Kejagung Kaji Perintah Hakim yang Minta Aset Crazy Rich PIK Helena Lim Dikembalikan
JAKARTA, KOMPAS.com - Kepala Pusat Penerangan Hukum (Kapuspenkum) Kejagung Harli Siregar mengatakan pihaknya masih mengkaji perintah hakim yang meminta agar aset tak terkait pidana crazy rich PIK Helena Lim dikembalikan.
Helena Lim merupakan pemilik perusahaan money changer PT Quantum Skyline Exchange (QSE) yang terlibat dalam mengelola uang hasil korupsi pada tata niaga komoditas timah terdakwa Harvey Moeis dan kawan-kawan.
"Itu yang sedang dikaji oleh penuntut umum," ujar Harli di kantor Kejagung, Jakarta Selatan, Selasa (31/12/2024).
Harli menjelaskan, Kejagung masih punya waktu selama 7 hari untuk membuat keputusan.
Dia mengatakan, selama 7 hari itu, para jaksa bekerja dalam mendalami perintah tersebut.
"Itulah fungsinya KUHAP, memberi waktu kepada para pihak untuk pikir-pikir. Sesungguhnya pikir-pikir itu bukan karena kebimbangan, bukan. Tapi kita menganalisa, menganalisis," katanya.
"Karena yang ada di jaksa itu kan catatan persidangan. Lalu dilihat, dicatat apa pertimbangan-pertimbangan yang disampaikan oleh pengadilan? Apakah pertimbangan-pertimbangan itu sangat berkorelasi dengan apa yang kita dakwa dan kita tuntut?" sambung Harli.
Harli mengatakan, jaksa memerlukan waktu untuk meneliti, kenapa pengadilan meminta aset Helena Lim dikembalikan.
Sebab, kata dia, jaksa memiliki dokumen yang membuat aset Helena Lim harus disita.

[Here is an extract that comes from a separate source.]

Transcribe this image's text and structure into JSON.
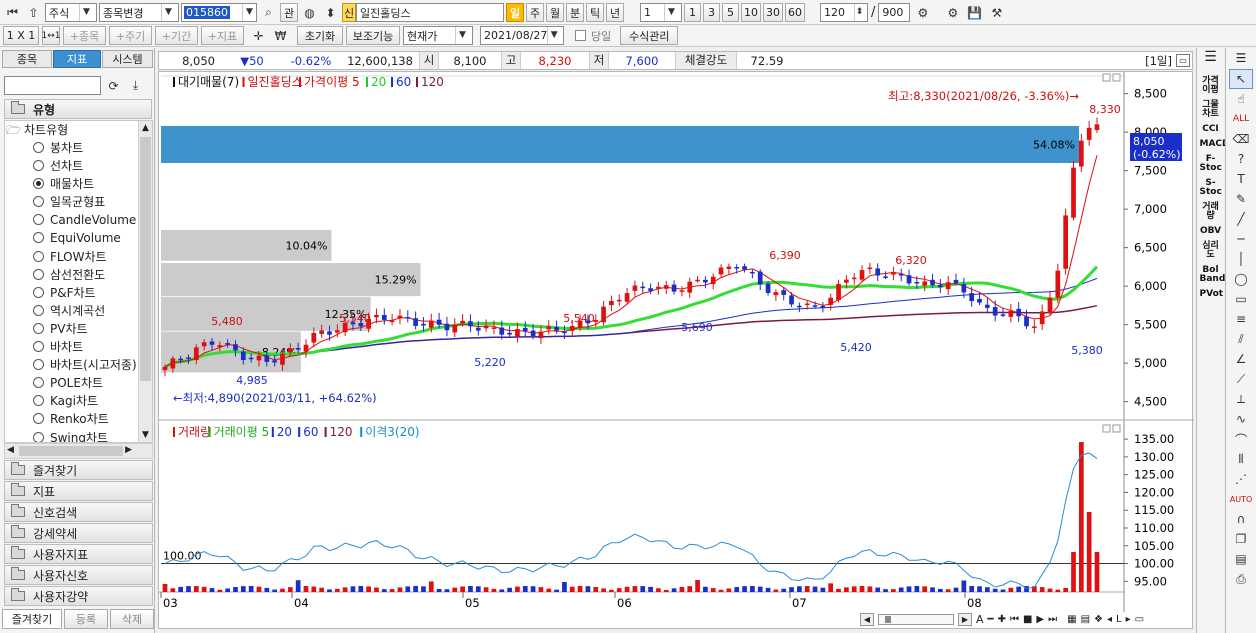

"Dalam waktu kurun 7 hari, jaksa itu berpikir-pikir menggunakan hak itu. Tetapi juga kita sekaligus menganalisis. Nanti bagaimana sikap lanjutannya kita lihat," imbuh Harli.
Sebelumnya, Majelis Hakim Pengadilan Tipikor Jakarta Pusat memerintahkan jaksa penuntut umum mengembalikan seluruh aset yang disita dari crazy rich PIK, Helena Lim.
Ketua Majelis Hakim Pengadilan Tipikor Jakarta Pusat, Rianto Adam Pontoh mengatakan, pihaknya mempertimbangkan pembelaan Helena dan kuasa hukumnya bahwa aset yang disita itu diperoleh sebelum atau di luar waktu terjadinya tindak pidana korupsi.
"Aset yang tidak terkait dugaan tindak pidana haruslah dikembalikan kepada terdakwa Helena,” kata Hakim Pontoh di ruang sidang, Senin (30/12/2024).
Majelis hakim menyimpulkan, upaya paksa penyidik Kejaksaan Agung menyita aset-aset Helena tidak memenuhi satu pun syarat penyitaan sebagaimana diatur dalam Pasal 39 Ayat (1) Kitab Undang-Undang Hukum Acara Pidana (KUHAP).
Selain itu, majelis hakim mempertimbangkan argumentasi Helena dan tim kuasa hukumnya yang menyatakan bahwa sejumlah aset itu sudah diikutsertakan dalam program pengampunan pajak atau tax amnesty pada 2016 dan ada program pengungkapan sukarela (PPS) 2022.
Sementara, putusan Mahkamah Konstitusi (MK) Nomor 37 tahun 2016 menyatakan harta yang diungkap melalui program tax amnesty dan PPS berkekuatan hukum mengikat.
Oleh karena itu, harta yang sudah termasuk dalam program tax amnesty dan PPS sudah bisa dibuktikan validitas dan eksistensinya.
Helena dinilai terbukti membantu Harvey Moeis dan kawan-kawan melakukan tindak pidana korupsi.
Jaksa awalnya menuntut Helena dihukum 8 tahun penjara dan denda Rp 1 miliar subsidair 1 tahun kurungan.
Jaksa juga menuntut Helena dihukum membayar uang pengganti Rp 210 miliar subsidair 4 tahun kurungan.